Atabey was born in Puerto Rico and has led a fascinating life, working as a zookeeper and anthropologist, store owner, and school teacher, until she spent time in Barcelona and discovered her aptitude for art. “Pop art is defined as ‘art based on modern popular culture and the mass media,’” muses Atabey. “That is a pretty wide-reaching description, and to me that says anything goes, and I like that freedom.” She cites Warhol, Lichtenstein, and Jeff Koons as influences.

The same could be said for The Graduate itself, which has both retained the Biltmore’s architecture and added a funhouse of postmodern decor: colorful surfaces, loud paintings, and a wall of skeleton keys have added pep to the 18-story brick building, which first opened in 1922. One thing that has remained intact, to the delight of traditionalists, is the massive, red “Biltmore” letters that crown the roof. This historic signage inspired another of Atabey’s paintings.

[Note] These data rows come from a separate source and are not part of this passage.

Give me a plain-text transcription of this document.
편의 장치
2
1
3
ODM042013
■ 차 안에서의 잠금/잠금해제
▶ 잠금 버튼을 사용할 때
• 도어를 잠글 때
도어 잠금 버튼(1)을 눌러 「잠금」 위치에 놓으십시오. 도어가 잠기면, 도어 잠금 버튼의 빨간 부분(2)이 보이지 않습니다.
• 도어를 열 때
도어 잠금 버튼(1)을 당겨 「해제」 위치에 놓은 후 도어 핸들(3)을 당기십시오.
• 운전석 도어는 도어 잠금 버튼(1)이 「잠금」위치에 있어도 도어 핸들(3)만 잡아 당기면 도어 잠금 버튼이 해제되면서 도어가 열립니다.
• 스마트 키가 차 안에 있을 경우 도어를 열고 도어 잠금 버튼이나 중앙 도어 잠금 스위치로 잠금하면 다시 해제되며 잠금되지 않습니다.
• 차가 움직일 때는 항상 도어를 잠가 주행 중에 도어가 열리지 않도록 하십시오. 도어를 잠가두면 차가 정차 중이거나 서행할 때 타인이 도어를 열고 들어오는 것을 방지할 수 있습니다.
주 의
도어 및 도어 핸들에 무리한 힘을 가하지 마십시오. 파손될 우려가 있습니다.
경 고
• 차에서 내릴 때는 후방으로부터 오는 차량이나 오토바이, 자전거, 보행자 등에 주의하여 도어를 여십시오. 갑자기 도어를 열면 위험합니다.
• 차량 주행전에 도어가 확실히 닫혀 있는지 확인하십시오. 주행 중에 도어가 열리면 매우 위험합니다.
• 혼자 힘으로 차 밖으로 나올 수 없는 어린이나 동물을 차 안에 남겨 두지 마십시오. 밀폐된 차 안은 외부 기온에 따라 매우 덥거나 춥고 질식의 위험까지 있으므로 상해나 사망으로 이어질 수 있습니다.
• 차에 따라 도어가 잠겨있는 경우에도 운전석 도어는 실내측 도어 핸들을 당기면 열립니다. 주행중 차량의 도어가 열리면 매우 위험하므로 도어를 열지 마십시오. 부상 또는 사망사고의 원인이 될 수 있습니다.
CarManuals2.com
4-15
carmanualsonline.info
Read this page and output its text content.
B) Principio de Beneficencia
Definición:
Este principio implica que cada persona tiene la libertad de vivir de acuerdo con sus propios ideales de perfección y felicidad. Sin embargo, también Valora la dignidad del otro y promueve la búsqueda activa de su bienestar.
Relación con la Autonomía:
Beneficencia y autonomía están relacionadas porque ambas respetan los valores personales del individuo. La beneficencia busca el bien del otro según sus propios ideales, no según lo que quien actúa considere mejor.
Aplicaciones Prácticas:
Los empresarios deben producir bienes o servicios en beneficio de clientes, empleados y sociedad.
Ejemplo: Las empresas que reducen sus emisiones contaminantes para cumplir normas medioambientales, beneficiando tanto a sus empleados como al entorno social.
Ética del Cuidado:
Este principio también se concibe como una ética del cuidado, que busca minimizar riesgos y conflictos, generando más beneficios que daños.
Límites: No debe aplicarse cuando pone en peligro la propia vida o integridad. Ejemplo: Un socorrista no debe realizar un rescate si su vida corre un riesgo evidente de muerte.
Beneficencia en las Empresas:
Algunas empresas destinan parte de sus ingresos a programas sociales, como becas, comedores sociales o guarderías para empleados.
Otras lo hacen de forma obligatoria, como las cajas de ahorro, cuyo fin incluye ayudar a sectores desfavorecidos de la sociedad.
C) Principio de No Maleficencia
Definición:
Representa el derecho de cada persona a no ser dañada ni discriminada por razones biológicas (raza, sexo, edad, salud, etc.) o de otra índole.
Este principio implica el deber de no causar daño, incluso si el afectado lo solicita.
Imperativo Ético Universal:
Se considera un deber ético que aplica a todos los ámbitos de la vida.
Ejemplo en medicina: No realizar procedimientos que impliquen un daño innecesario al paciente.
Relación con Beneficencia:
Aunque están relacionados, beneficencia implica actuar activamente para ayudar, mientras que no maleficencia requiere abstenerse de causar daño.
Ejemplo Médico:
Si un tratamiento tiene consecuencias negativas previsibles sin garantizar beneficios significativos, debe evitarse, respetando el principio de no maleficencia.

At press time, no precise works had been selected. The decision is a big one; The Graduate boasts nearly 300 rooms. But Atabey has a particular affinity for her original submission.

“I like the Superman building because it has such a cool nickname, because it has a great, iconic, retro shape to it, because it is a prominent part of the skyline,” she says. “And because, although it is empty, Providence still loves it. It represents the quirky, artsy, awesome weirdness of this city.”